Dans la continuité de leurs missiles précédents, les américains pondent un album bardé de riffs assassins, de variations en veux tu en voilà et de cassures à la pelle. En somme, du bon thrash qui tache, rageur ('Symptoms', 'False Prophet') voire meurtrier (le galopant 'Children Of The Next Level'). Certes c'est classique mais c'est efficace à souhait. Certaines compos donnent carrément dans la pure sauvagerie ('Curse Of Osiris'). « N'entrez pas… c'est une véritable boucherie à l'intérieur ». Le riffing des duettistes Eric Peterson et Alex Skolnick est monstrueux et tranchant. Pas de doute, les descentes de manches typiques du combo se reconnaissent aisément (le diabolique 'Night Of The Witch'). Au rayon des nouveautés, les californiens ont incorporer quelques éléments typés black metal (le tout est dans le titre 'WWIII').

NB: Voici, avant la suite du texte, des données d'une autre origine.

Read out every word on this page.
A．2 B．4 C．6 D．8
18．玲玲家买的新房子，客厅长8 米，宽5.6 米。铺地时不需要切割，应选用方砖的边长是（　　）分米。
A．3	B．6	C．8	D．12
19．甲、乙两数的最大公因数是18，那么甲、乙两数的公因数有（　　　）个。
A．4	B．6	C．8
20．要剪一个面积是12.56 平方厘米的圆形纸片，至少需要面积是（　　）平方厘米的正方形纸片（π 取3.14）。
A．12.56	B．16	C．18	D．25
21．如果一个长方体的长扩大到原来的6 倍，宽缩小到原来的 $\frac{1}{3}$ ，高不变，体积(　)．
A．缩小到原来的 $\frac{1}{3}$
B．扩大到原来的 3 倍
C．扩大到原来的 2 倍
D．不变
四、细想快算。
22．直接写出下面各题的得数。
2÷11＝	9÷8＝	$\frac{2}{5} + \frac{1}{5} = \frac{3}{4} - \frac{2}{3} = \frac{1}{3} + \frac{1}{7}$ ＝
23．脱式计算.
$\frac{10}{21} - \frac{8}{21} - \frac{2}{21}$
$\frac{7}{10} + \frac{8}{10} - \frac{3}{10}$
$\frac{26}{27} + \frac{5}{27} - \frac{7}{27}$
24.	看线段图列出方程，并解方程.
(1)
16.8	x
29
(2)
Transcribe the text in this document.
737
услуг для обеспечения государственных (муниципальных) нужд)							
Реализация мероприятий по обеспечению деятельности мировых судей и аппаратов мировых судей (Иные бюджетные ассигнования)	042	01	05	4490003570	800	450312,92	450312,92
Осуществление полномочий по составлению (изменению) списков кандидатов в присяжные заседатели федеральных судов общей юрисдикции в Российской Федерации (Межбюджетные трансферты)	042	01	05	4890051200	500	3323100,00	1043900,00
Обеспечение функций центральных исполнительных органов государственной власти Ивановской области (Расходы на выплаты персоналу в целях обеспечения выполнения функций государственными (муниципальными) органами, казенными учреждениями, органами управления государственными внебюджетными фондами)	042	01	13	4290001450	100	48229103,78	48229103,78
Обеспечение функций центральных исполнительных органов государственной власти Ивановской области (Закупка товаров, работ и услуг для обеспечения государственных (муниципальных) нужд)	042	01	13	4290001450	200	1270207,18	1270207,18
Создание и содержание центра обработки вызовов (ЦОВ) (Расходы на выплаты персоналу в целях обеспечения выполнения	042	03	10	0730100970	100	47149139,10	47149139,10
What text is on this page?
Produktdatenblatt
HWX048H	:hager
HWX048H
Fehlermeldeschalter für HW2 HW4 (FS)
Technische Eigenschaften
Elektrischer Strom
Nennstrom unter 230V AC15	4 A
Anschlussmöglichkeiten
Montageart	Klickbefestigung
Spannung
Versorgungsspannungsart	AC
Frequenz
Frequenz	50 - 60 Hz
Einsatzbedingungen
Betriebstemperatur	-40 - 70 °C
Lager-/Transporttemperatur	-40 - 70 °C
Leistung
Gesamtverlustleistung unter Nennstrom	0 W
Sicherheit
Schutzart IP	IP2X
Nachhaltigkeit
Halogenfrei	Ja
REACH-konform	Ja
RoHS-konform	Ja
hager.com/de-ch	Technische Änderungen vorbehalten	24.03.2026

Une fois encore, le son est absolument énorme, massif. Fidèles et cohérents, les étasuniens ont rappelés Juan Urteaga (déjà aux manettes sur les 2 derniers opus) pour l'enregistrement et le très British producteur (et actuel sixcordiste live de Judas Priest) Andy Sneap pour le mix (tout à fait équilibré). Le jeu de basse (aux doigts) de Steve DiGiorgio et omniprésent et apporte une vraie dynamique aux chansons. Les claques s'abattent (le solide 'Ishtars Gate'). Derrière ses fûts, le puissant Gene Hoglan distribue des mandales à ses toms par paquets de 12 (l'explosif 'The Healers'). Sa frappe est impressionnante de précision et de hargne. Ses blast beats de batterie sont implacables. Parmi ce déluge de violence en règle, subsiste quelques plages plus mid-tempo et on ne va pas s'en plaindre ('City Of Angels').

Au micro, avec son débit mitraillette et son timbre tout aussi profond qu'inimitable, ce cher Chuck Billy balance de belles mélodies accrocheuses (le coup de poing dans la chetron 'Dream Deceiver'). Méchant, percutant, viril, l'amérindien des Pomos lâche quelques growls ici ou là et des punchlines vraiment imparables ('Code Of Hammurabi' et ses « Eye, for a eeeye, for a eeeeye ». Bref, des trucs entêtants et fédérateurs à beugler sous la douche (ou ailleurs) comme des possédés.

« Titans Of Creation » n'est pas un chef d’œuvre absolu et aurait probablement pu être raccourci d'une ou deux pistes un peu en dessous du reste (comme le dispensable instrumental 'Catacombs' qui clôture le disque). Malgré tout, cet effort de Testament demeure hautement recommandable. Rendez-vous dans 4 ans pour une suite (on l'espère avant). Vivement.